Is Your Shopping Feed Optimized for Shoppers?
Once your retail site is optimized, its time to turn and look at the alternate ways of marketing the products found on your retail site. In particularly, feeds for the shopping comparison engines like Google's Froogle/Base, Shopizilla, Become, Bizrate, Nextag and others.
A lot of retailers are limited with how their feed is created or limited in the ability to edit product titles and descriptions specifically for a feed. Most of the time, these feeds come from a content management system (CMS) and they have no control on what is produced from the onset. Depending on whether or not the content management system allows edits to product descriptions, product titles just for feeds will depend on your access to the CMS. If you cannot get that kind of access, you are likely left with the alternative of manually editing the feed after the CMS creates it.
Getting your feeds out there for the shoppers is important, however, having your products found by shoppers is an entirely different task. Many CMS systems use abbreviations in their titles for products or use different language in their descriptions of the products. Lets look at an example:
Product Title: 17" LPTP CMPTR by Acer, 2GB PRCSR, DVD, 1GBRAM
For saving time and space, this title is great for the data processor entering it into the system. For a shopping feed, a title like this will ensure it will never be found, except for the term "Acer". Why? Ask yourself, who searches for a laptop with the abbreviation LPTP? Or even further, searching for a computer with the abbreviation CMPTR?
Not getting the conversion or traffic you expected from your shopping feed?
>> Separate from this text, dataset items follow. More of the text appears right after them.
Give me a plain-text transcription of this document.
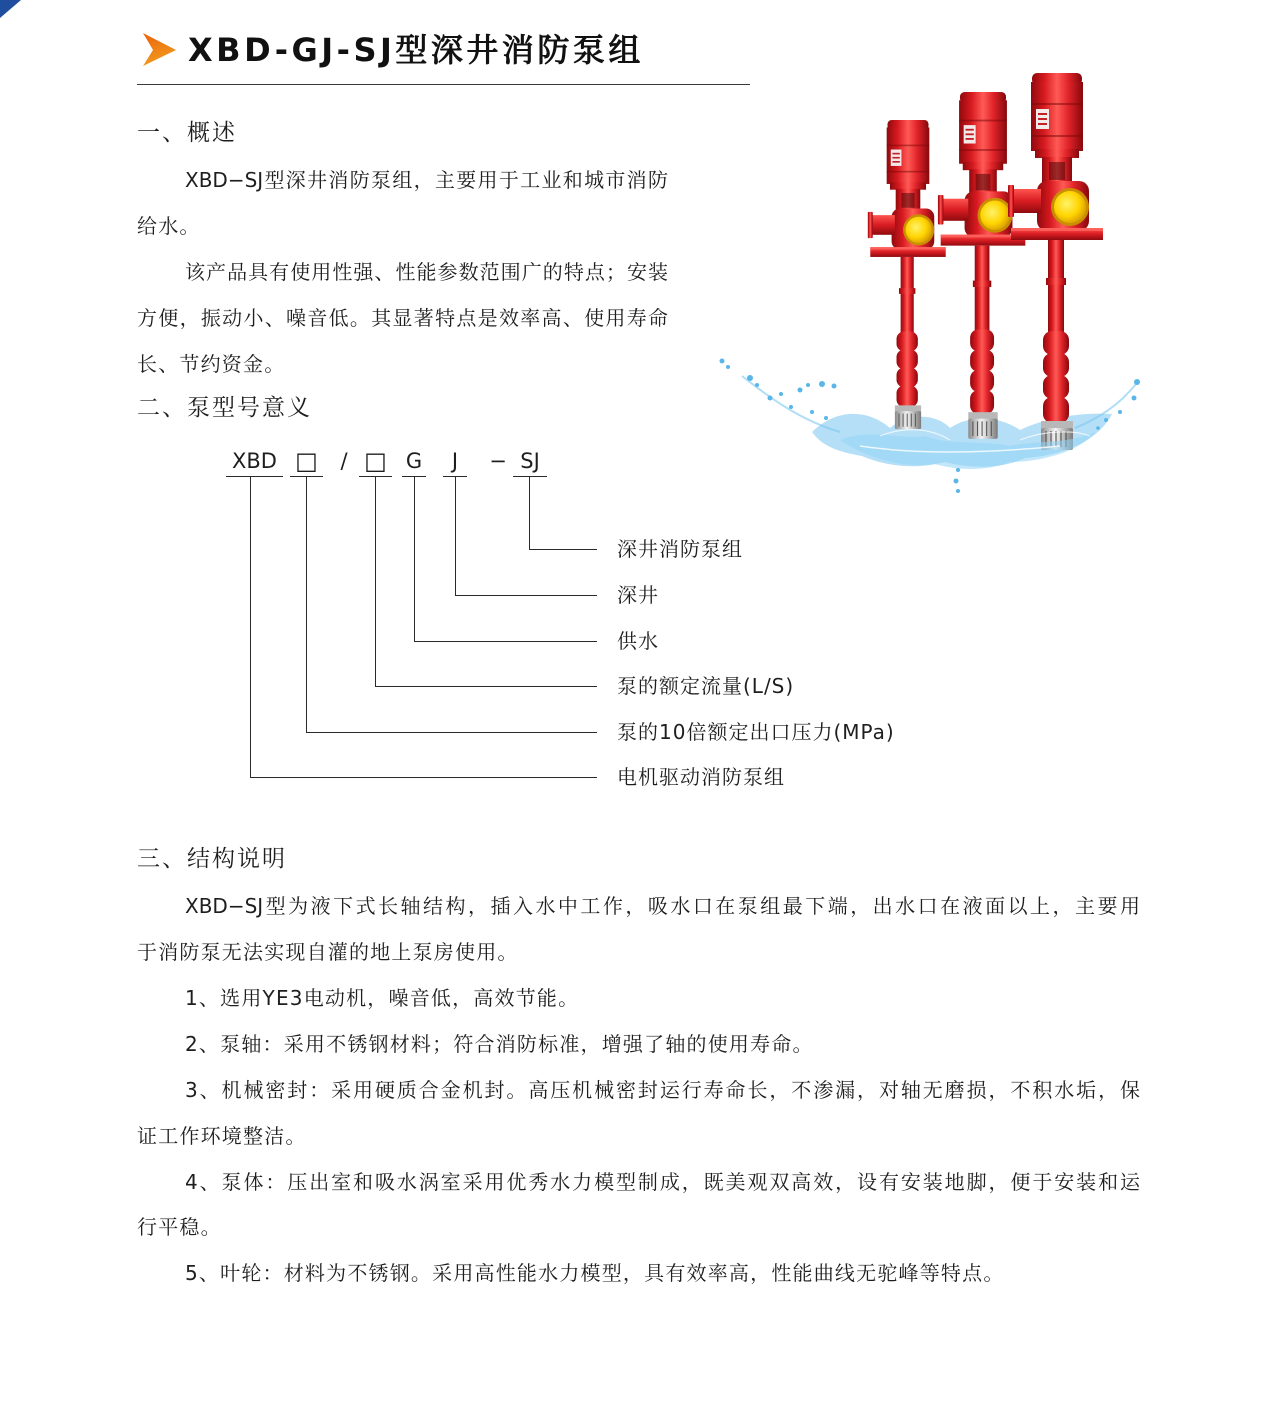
XBD-GJ-SJ型深井消防泵组
一、概述
XBD−SJ型深井消防泵组，主要用于工业和城市消防
给水。
该产品具有使用性强、性能参数范围广的特点；安装
方便，振动小、噪音低。其显著特点是效率高、使用寿命
长、节约资金。
二、泵型号意义
XBD □	/ □ G	J	− SJ
深井消防泵组
深井
供水
泵的额定流量(L/S)
泵的10倍额定出口压力(MPa)
电机驱动消防泵组
三、结构说明
XBD−SJ型为液下式长轴结构，插入水中工作，吸水口在泵组最下端，出水口在液面以上，主要用
于消防泵无法实现自灌的地上泵房使用。
1、选用YE3电动机，噪音低，高效节能。
2、泵轴：采用不锈钢材料；符合消防标准，增强了轴的使用寿命。
3、机械密封：采用硬质合金机封。高压机械密封运行寿命长，不渗漏，对轴无磨损，不积水垢，保
证工作环境整洁。
4、泵体：压出室和吸水涡室采用优秀水力模型制成，既美观双高效，设有安装地脚，便于安装和运
行平稳。
5、叶轮：材料为不锈钢。采用高性能水力模型，具有效率高，性能曲线无驼峰等特点。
Take a good look at the feed's product details, are they full of abbreviations, or jargon only your company understands? That's likely the first place to start to optimize. Of course if you have a feed with thousands of products, it might not be feasible to manually optimize, so there might be a more fundamental need at the beginning of your entry process into the CMS.
Training your team in the importance of how they write product titles and product descriptions could lessen the need for manual optimization of your shopping feed. Another option would be to utilize alternate fields in your CMS system to help build the feed and optimize it towards a totally different audience.
The last thing to remember when dealing with shopping feeds, and probably the most vital - you're targeting an already captive audience. You need to speak to that audience in a different manner than you would a contextual searcher on Yahoo!, Google or MSN. Utilizing that knowledge to your advantage can help you raise both traffic and conversion rates.